FIG. 2. — Gel filtration elution profile of VHb with a linear NaCl gradient at 10 (A) or 0.05 (B) mg/ml.

Integration of the reductase domain of FHP with VHb and characterization of the VHb-R chimera.

Looking into the possible interaction of VHb with flavoreductase in vivo, we attempted to understand the physiological role of this association. Since primary and the three-dimensional structure of VHb shares maximum identity with the N-terminal, heme-binding domain of FHP and since both the globin- and flavin-binding reductase domains of FHP fold independently (11), we genetically engineered the flavin-binding oxidoreductase module of FHP at the C-terminal end of the VHb to generate the VHb-R chimera (Fig. 3A). This fusion protein was overexpressed in E. coli under the oxygen-regulated promoter of VHb as a 44-kDa protein (Fig. 3B). Expression of the VHb-R chimera conferred a pinkish tinge to the recombinant cells, indicating that the heme-binding VHb module of this fusion protein is functional. VHb-specific antibodies raised against native VHb cross-reacted with VHb-R (Fig. 3C), suggesting that the globin module of VHb-R is similar to VHb. CO difference spectra of cell lysate carrying VHb-R exhibited a characteristic Soret peak at 419 nm, as has been observed in the case of native VHb (data not shown). The CO difference spectrum of control E. coli cells did not display these characteristics, indicating that the recorded CO-binding activity is due to overexpression of VHb-R and is not an artifact of E. coli flavoHb expression. The emission spectrum (excited at 460 nm) of VHb-R showed its peak at 532, which was absent in native VHb, indicating that the VHb-R carries a flavin cofactor native unlike that of VHb. These observations suggest that VHb-R has independently folded into distinct heme- and flavin-binding domains in a way that is very similar to that of flavoHbs.

Overproduction of VHb-R in an hmp null mutant of E. coli provides NO consumption capability.

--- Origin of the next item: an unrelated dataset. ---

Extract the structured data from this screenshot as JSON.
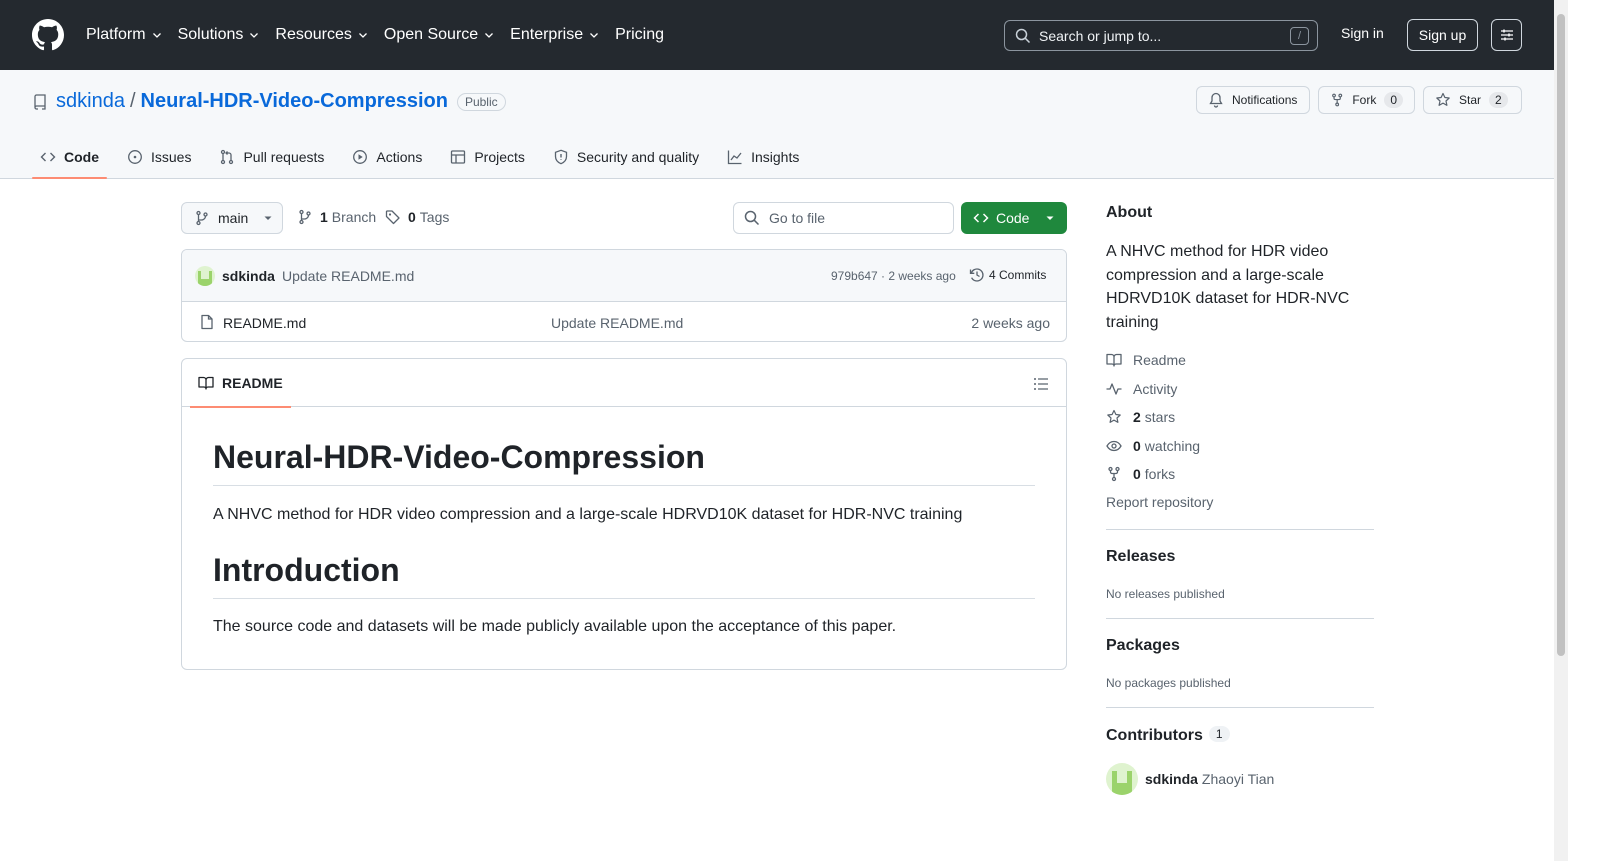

A NO detoxification function for flavoHbs with associated reductases has been suggested by the identification of the efficient nitric oxide dioxygenase activity in E. coli with flavoHb (13, 36). In order to check that VHb and VHb-R exhibit this characteristic, vgb and vgbr genes encoding VHb and VHb-R, respectively, were overexpressed in an hmp null mutant of E. coli (RB 9060), and their NO consumption activity was monitored. Whole cells or cell extract of E. coli 9060 displayed no measurable NO consumption when tested alone. However, a slow but measurable NO utilization was observed by whole cells and cell extract of wild-type E. coli cells (Table 1). When E. coli cells carrying VHb were examined, a distinct NO consumption activity was observed in these cells. VHb-R-carrying cells exhibited an approximately twofold-higher NO utilization ability than did cells carrying only VHb. SDS-PAGE analysis of E. coli carrying VHb and VHb-R indicated that the expression levels of these two proteins were ca. 10 and 8% of the total cellular protein, respectively. These results suggested that the association of the reductase domain with VHb results in a functional protein capable of catalytically consuming NO. The slower-NO-utilizing capability of VHb may be due to partial association of alternative flavoreductase (e.g., cytochrome P450 reductase) with VHb in vivo during overexpression of VHb, where a significant proportion of VHb remains in a dimeric state.

TABLE 1.

Nitric oxide (NO) utilization of recombinant E. coli carrying VHb and VHb-R

E. coli strain	NO consumption^a in:
E. coli strain	Cell culture (nmol/min/10⁸ cells)	Cell extract (nmol/min/mg of protein)
YCM10 (hmp⁺)	6 (2.4)	30 (6.5)
RB9060 (Δhmp)	ND	ND
DH5α	6.8 (2.5)	36.5 (5)
DH5α (VHb)	15.6 (3.5)	118 (16.2)
DH5α (VHb-R)	33 (5.1)	255 (24.2)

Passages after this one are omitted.